124話
二、三歩歩いたあと、足を止めるエディット。
「……いやいや、そんな風に見えます? 普通ですって」
ほら、と両手を広げて開放感をアピール。ほら、ともう一度。
だが、それでもワンディの疑念を抱く。その目には無理しているように映った。
「嫌なこと、その九割くらいはご飯を食べて寝れば忘れる。一割はそれを二回繰り返せば忘れる。残りの一割は——」
「残ってないです。一〇割超えてます」
計算が合わなくなったジェイドは、すかさずワンディを止める。どこまで本気なのか、この人物は読めない。
ん? と首を傾げて上を見上げるワンディは、うん、となにか合点がいったのか頷く。
「そう? まぁ、あいつに話を聞いてもらって、ショコラを食べればなんとかなる。ショコラは薬だったんだからね」
万能薬である。なんだったら、口に含んで傷口に吹きかけてもいい。熱が出たら、固めたショコラを首に巻いてもいい。お腹が減ったら食べればいい。ね? 万能でしょ?
そんなめちゃくちゃなまとめ方をしているうちに、目的地に到着。同じ七区、そんなに時間のかかるところでもない。
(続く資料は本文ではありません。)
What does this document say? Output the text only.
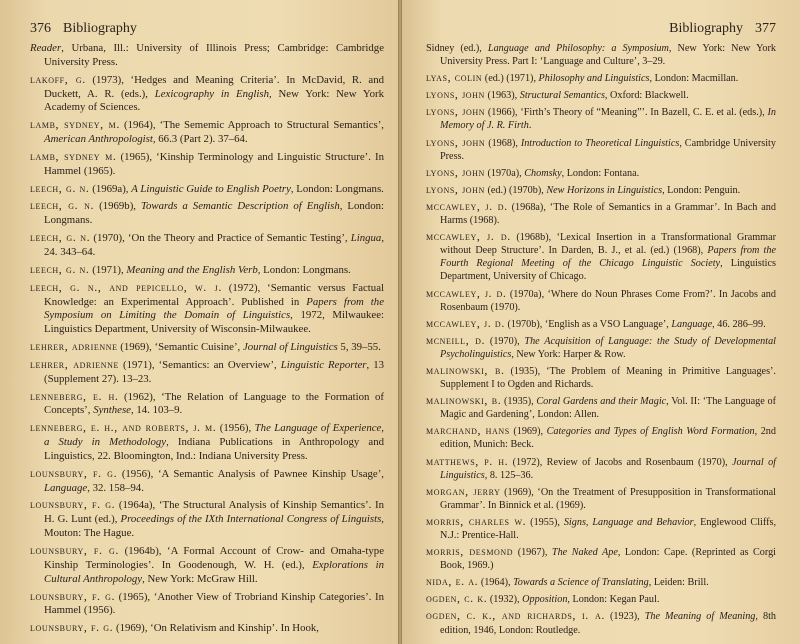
376 Bibliography

Reader, Urbana, Ill.: University of Illinois Press; Cambridge: Cambridge University Press.

lakoff, g. (1973), ‘Hedges and Meaning Criteria’. In McDavid, R. and Duckett, A. R. (eds.), Lexicography in English, New York: New York Academy of Sciences.

lamb, sydney, m. (1964), ‘The Sememic Approach to Structural Semantics’, American Anthropologist, 66.3 (Part 2). 37–64.

lamb, sydney m. (1965), ‘Kinship Terminology and Linguistic Structure’. In Hammel (1965).

leech, g. n. (1969a), A Linguistic Guide to English Poetry, London: Longmans.

leech, g. n. (1969b), Towards a Semantic Description of English, London: Longmans.

leech, g. n. (1970), ‘On the Theory and Practice of Semantic Testing’, Lingua, 24. 343–64.

leech, g. n. (1971), Meaning and the English Verb, London: Longmans.

leech, g. n., and pepicello, w. j. (1972), ‘Semantic versus Factual Knowledge: an Experimental Approach’. Published in Papers from the Symposium on Limiting the Domain of Linguistics, 1972, Milwaukee: Linguistics Department, University of Wisconsin-Milwaukee.

lehrer, adrienne (1969), ‘Semantic Cuisine’, Journal of Linguistics 5, 39–55.

lehrer, adrienne (1971), ‘Semantics: an Overview’, Linguistic Reporter, 13 (Supplement 27). 13–23.

lenneberg, e. h. (1962), ‘The Relation of Language to the Formation of Concepts’, Synthese, 14. 103–9.

lenneberg, e. h., and roberts, j. m. (1956), The Language of Experience, a Study in Methodology, Indiana Publications in Anthropology and Linguistics, 22. Bloomington, Ind.: Indiana University Press.

lounsbury, f. g. (1956), ‘A Semantic Analysis of Pawnee Kinship Usage’, Language, 32. 158–94.

lounsbury, f. g. (1964a), ‘The Structural Analysis of Kinship Semantics’. In H. G. Lunt (ed.), Proceedings of the IXth International Congress of Linguists, Mouton: The Hague.

lounsbury, f. g. (1964b), ‘A Formal Account of Crow- and Omaha-type Kinship Terminologies’. In Goodenough, W. H. (ed.), Explorations in Cultural Anthropology, New York: McGraw Hill.

lounsbury, f. g. (1965), ‘Another View of Trobriand Kinship Categories’. In Hammel (1956).

lounsbury, f. g. (1969), ‘On Relativism and Kinship’. In Hook,

Bibliography 377

Sidney (ed.), Language and Philosophy: a Symposium, New York: New York University Press. Part I: ‘Language and Culture’, 3–29.

lyas, colin (ed.) (1971), Philosophy and Linguistics, London: Macmillan.

lyons, john (1963), Structural Semantics, Oxford: Blackwell.

lyons, john (1966), ‘Firth’s Theory of “Meaning”’. In Bazell, C. E. et al. (eds.), In Memory of J. R. Firth.

lyons, john (1968), Introduction to Theoretical Linguistics, Cambridge University Press.

lyons, john (1970a), Chomsky, London: Fontana.

lyons, john (ed.) (1970b), New Horizons in Linguistics, London: Penguin.

mccawley, j. d. (1968a), ‘The Role of Semantics in a Grammar’. In Bach and Harms (1968).

mccawley, j. d. (1968b), ‘Lexical Insertion in a Transformational Grammar without Deep Structure’. In Darden, B. J., et al. (ed.) (1968), Papers from the Fourth Regional Meeting of the Chicago Linguistic Society, Linguistics Department, University of Chicago.

mccawley, j. d. (1970a), ‘Where do Noun Phrases Come From?’. In Jacobs and Rosenbaum (1970).

mccawley, j. d. (1970b), ‘English as a VSO Language’, Language, 46. 286–99.

mcneill, d. (1970), The Acquisition of Language: the Study of Developmental Psycholinguistics, New York: Harper & Row.

malinowski, b. (1935), ‘The Problem of Meaning in Primitive Languages’. Supplement I to Ogden and Richards.

malinowski, b. (1935), Coral Gardens and their Magic, Vol. II: ‘The Language of Magic and Gardening’, London: Allen.

marchand, hans (1969), Categories and Types of English Word Formation, 2nd edition, Munich: Beck.

matthews, p. h. (1972), Review of Jacobs and Rosenbaum (1970), Journal of Linguistics, 8. 125–36.

morgan, jerry (1969), ‘On the Treatment of Presupposition in Transformational Grammar’. In Binnick et al. (1969).

morris, charles w. (1955), Signs, Language and Behavior, Englewood Cliffs, N.J.: Prentice-Hall.

morris, desmond (1967), The Naked Ape, London: Cape. (Reprinted as Corgi Book, 1969.)

nida, e. a. (1964), Towards a Science of Translating, Leiden: Brill.

ogden, c. k. (1932), Opposition, London: Kegan Paul.

ogden, c. k., and richards, i. a. (1923), The Meaning of Meaning, 8th edition, 1946, London: Routledge.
老舗や新規参入の多い激戦区。そこで中堅クラスの規模を誇るショコラトリー『プロムナード』。散歩道、を意味する通り、高級感よりも気軽さ。毎日でも食べたくなるような、寄りたくなるようなお店がコンセプトだ。
白と黒のショコラをイメージしたチェッカーチェックの床。ゆとりがあり、広々とした店内。ダウンライトには電球色を使っているため、温もりが溢れる。壁や柱まで白やアイボリーカラーで統一され、心も晴れやかに買い物を楽しめる。
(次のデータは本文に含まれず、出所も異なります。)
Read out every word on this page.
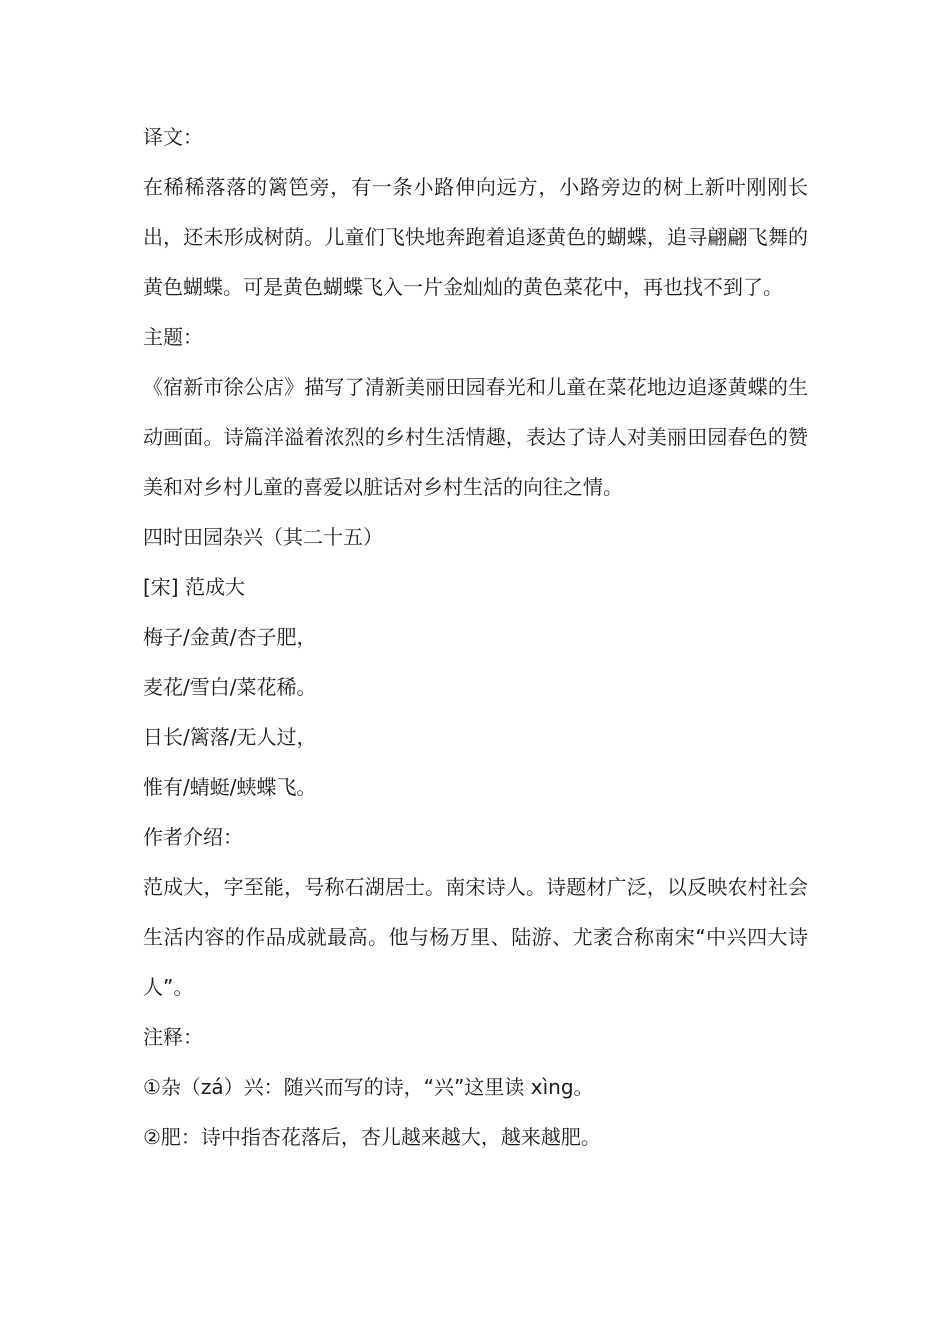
译文：
在稀稀落落的篱笆旁，有一条小路伸向远方，小路旁边的树上新叶刚刚长出，还未形成树荫。儿童们飞快地奔跑着追逐黄色的蝴蝶，追寻翩翩飞舞的黄色蝴蝶。可是黄色蝴蝶飞入一片金灿灿的黄色菜花中，再也找不到了。
主题：
《宿新市徐公店》描写了清新美丽田园春光和儿童在菜花地边追逐黄蝶的生动画面。诗篇洋溢着浓烈的乡村生活情趣，表达了诗人对美丽田园春色的赞美和对乡村儿童的喜爱以脏话对乡村生活的向往之情。
四时田园杂兴（其二十五）
[宋] 范成大
梅子/金黄/杏子肥，
麦花/雪白/菜花稀。
日长/篱落/无人过，
惟有/蜻蜓/蛱蝶飞。
作者介绍：
范成大，字至能，号称石湖居士。南宋诗人。诗题材广泛，以反映农村社会生活内容的作品成就最高。他与杨万里、陆游、尤袤合称南宋“中兴四大诗人”。
注释：
①杂（zá）兴：随兴而写的诗，“兴”这里读 xìng。
②肥：诗中指杏花落后，杏儿越来越大，越来越肥。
ボンボンショコラのショーケース。見本と、箱に詰められた販売用。芸術的な模様のサンプル用。当然試食用もあり、並べ方ひとつで、ボンボンだけで色々な顔を見せることができる。可能性はまだまだある。溢れている。
そしてカラフルなショーケースも。パート・ド・フリュイ。フルーツ生地、という意味。ショコラではなく、フルーツピュレを固めたゼリーのようなもの。砂糖菓子なのだが、お土産用としてショコラトリーに置いてあるところは多い。
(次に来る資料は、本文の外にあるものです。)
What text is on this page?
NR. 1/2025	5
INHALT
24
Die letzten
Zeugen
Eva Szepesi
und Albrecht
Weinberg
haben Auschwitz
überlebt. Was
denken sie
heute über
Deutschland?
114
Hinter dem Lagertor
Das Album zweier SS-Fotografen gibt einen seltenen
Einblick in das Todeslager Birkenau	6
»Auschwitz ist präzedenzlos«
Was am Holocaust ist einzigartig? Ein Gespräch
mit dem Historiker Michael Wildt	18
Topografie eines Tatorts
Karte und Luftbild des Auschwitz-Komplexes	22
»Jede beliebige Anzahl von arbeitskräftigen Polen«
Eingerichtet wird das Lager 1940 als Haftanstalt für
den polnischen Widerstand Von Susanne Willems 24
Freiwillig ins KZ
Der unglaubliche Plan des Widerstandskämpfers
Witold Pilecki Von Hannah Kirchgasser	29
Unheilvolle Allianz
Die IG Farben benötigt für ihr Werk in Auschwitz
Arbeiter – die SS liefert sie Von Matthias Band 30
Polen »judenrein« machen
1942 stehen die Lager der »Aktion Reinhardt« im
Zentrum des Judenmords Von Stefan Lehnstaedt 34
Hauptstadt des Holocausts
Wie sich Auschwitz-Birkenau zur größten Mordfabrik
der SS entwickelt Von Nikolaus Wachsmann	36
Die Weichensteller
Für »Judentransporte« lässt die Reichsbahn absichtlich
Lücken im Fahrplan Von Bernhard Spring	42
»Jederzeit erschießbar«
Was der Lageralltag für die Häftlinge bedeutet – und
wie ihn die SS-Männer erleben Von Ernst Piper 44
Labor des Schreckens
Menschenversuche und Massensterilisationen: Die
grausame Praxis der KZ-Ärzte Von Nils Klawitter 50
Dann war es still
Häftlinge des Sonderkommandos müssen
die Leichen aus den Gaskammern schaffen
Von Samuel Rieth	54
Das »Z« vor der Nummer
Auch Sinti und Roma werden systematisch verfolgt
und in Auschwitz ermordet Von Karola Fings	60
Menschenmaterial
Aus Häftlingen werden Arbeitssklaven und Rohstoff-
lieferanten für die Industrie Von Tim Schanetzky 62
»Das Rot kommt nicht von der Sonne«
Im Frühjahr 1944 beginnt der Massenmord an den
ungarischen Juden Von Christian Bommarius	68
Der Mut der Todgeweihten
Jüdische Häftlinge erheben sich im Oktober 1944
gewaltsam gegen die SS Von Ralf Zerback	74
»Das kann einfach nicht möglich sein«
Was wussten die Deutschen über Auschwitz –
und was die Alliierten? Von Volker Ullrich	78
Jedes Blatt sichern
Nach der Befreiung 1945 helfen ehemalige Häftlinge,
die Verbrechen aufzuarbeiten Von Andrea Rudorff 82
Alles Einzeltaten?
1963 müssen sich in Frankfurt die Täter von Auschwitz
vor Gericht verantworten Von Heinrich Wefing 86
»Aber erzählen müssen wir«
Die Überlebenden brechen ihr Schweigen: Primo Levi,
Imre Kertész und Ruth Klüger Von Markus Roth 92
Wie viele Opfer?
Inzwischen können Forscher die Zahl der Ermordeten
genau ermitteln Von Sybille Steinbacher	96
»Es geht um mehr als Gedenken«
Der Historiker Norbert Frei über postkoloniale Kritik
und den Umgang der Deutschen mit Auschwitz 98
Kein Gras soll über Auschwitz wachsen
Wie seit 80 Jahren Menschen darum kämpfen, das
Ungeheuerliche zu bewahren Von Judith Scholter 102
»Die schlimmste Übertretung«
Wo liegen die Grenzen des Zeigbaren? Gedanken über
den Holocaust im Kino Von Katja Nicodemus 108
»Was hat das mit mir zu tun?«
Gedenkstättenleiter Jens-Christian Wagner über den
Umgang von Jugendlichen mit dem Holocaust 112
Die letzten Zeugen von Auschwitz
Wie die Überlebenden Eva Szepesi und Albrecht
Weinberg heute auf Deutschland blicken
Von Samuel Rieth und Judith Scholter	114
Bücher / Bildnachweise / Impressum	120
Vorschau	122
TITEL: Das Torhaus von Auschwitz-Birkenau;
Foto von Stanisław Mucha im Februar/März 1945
そんなお店。もうこの時間は閉店しているが、気にせずワンディは入店した。
「こんばんは。忙しい時にごめんね」
ひとり、店内のガラス清掃を進める女性。白シャツに黒いジレ。店員というよりコンシェルジュのような佇まい。その女性が一時ストップして体を一行に向ける。
「そう思うなら来ないでくださいよ。仕込みや清掃で本当に忙しいんですから」
やや冷淡な口調だが、当然といえば当然か。閉店後に勝手に来る同業者ほど、厄介な者はいない。